La Regione Veneto fa sapere che il dipartimento di malattie infettive/tropicali e microbiologia dell’Irccs Sacro Cuore Don Calabria – Negrar di Valpolicella ha diagnosticato un secondo caso di virus chikungunya.
La paziente di questo caso è una donna di 39 anni di Affi che non ha di recente viaggiato in paesi in cui la malattia è endemica.
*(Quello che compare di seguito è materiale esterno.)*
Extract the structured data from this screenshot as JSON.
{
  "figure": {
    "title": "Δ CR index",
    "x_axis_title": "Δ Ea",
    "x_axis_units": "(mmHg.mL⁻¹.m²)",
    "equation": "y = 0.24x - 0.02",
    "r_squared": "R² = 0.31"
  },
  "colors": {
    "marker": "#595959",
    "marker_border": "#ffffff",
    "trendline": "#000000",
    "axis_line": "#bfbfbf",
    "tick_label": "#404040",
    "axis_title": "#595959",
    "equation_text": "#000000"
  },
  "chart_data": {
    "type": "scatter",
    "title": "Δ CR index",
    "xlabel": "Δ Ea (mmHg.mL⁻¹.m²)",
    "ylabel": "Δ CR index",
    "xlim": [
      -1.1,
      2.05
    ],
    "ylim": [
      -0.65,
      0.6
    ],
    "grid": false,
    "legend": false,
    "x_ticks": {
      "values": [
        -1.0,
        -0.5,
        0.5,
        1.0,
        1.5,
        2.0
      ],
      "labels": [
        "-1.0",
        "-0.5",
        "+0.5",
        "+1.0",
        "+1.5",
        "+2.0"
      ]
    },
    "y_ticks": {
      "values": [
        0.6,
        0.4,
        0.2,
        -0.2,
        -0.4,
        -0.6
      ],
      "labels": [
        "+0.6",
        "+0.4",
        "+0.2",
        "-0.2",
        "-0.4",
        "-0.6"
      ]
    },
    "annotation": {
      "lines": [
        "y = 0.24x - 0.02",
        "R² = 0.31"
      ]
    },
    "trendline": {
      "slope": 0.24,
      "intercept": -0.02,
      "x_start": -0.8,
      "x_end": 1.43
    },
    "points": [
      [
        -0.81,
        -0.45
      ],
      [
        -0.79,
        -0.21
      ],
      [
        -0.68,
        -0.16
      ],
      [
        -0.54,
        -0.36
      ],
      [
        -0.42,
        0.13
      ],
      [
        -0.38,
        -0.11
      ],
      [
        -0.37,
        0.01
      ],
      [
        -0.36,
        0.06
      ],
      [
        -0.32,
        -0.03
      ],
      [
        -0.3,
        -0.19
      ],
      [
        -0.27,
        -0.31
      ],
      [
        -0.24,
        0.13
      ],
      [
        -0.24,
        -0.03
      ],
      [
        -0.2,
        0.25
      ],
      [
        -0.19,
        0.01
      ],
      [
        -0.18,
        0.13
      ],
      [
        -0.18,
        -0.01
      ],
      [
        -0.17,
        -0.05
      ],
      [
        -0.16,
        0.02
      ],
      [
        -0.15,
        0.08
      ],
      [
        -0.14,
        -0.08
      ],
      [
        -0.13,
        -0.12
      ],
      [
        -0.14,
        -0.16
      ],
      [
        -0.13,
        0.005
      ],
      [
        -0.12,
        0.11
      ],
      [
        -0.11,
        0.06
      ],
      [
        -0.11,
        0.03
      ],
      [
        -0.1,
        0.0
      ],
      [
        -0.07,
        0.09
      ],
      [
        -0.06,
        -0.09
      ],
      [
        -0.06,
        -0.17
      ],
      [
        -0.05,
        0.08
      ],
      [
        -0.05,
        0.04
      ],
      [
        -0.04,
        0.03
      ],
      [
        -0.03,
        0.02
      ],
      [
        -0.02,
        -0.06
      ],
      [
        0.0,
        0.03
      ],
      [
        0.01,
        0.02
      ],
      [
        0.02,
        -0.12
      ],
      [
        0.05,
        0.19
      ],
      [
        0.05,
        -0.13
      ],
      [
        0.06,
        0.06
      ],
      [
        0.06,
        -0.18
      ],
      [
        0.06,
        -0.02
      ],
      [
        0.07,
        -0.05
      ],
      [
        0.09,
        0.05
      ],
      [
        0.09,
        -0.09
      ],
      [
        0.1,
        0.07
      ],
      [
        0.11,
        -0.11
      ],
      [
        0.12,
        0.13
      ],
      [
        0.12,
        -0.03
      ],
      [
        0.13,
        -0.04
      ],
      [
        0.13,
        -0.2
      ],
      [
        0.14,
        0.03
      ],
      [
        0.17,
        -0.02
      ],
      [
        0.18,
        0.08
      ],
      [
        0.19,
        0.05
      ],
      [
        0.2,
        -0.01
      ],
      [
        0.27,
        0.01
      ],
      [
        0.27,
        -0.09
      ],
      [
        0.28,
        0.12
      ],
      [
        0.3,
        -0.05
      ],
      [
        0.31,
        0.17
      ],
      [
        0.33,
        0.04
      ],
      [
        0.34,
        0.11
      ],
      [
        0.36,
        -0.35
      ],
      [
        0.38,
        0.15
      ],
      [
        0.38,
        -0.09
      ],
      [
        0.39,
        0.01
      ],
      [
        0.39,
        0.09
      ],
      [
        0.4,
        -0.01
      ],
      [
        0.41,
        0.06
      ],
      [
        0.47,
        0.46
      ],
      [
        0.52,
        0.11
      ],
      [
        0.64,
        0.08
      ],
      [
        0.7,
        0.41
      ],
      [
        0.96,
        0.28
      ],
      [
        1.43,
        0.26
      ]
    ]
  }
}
Al momento la donna presenta sintomi lievi, quindi non è ricoverata.
“Il secondo caso – riferiscono i tecnici della direzione prevenzione della Regione del Veneto – dall’indagine preliminare svolta dall’azienda Ulss 9 non risulta apparentemente collegato al primo caso rilevato. Verranno comunque svolti ulteriori approfondimenti di diagnostica molecolare per stabilire se vi sia o meno un collegamento. La Regione del Veneto, in stretta collaborazione con l’azienda Ulss 9 e con l’istituto zooprofilattico sperimentale delle Venezie, sta monitorando costantemente la situazione, con azioni tempestive rispetto ai nuovi sviluppi”.
Appena ricevuta segnalazione del nuovo caso, l’azienda Ulss 9 ha attivato tempestivamente le misure di sorveglianza previste: approfondimento dell’indagine epidemiologica sul caso, monitoraggio entomologico sulle zanzare, disinfestazione straordinaria, sorveglianza sanitaria.
“La Chikungunya – proseguono i tecnici regionali – è una malattia virale trasmessa all’uomo attraverso la puntura di zanzare infette del genere Aedes, in particolare in Italia da Aedes albopictus (zanzara tigre).
Si manifesta più frequentemente con febbre alta improvvisa e intensi dolori articolari che possono persistere anche per settimane o mesi. Altri sintomi comuni includono dolori muscolari, mal di testa, eruzioni cutanee, astenia e, in alcuni casi, gonfiore articolare”.
“Sebbene la malattia abbia generalmente un decorso autolimitante, in alcune persone, soprattutto anziani o soggetti con patologie pregresse, può causare sintomi prolungati o complicanze”, spiegano i tecnici. Inoltre, gli specialisti sottolineano come “la Chikungunya non si trasmette da persona a persona, ma solo attraverso la puntura di zanzare Aedes infette”.
La direzione prevenzione della Regione richiama l’attenzione “sull’importanza di adottare misure di prevenzione individuale e ambientale, come l’utilizzo di repellenti cutanei anche durante le ore diurne, lo svuotamento regolare dei contenitori con acqua stagnante nelle aree private (in particolare vasi e sottovasi), la cura del verde e l’uso di barriere fisiche come le zanzariere nelle abitazioni per limitare l’esposizione alle punture di zanzara”.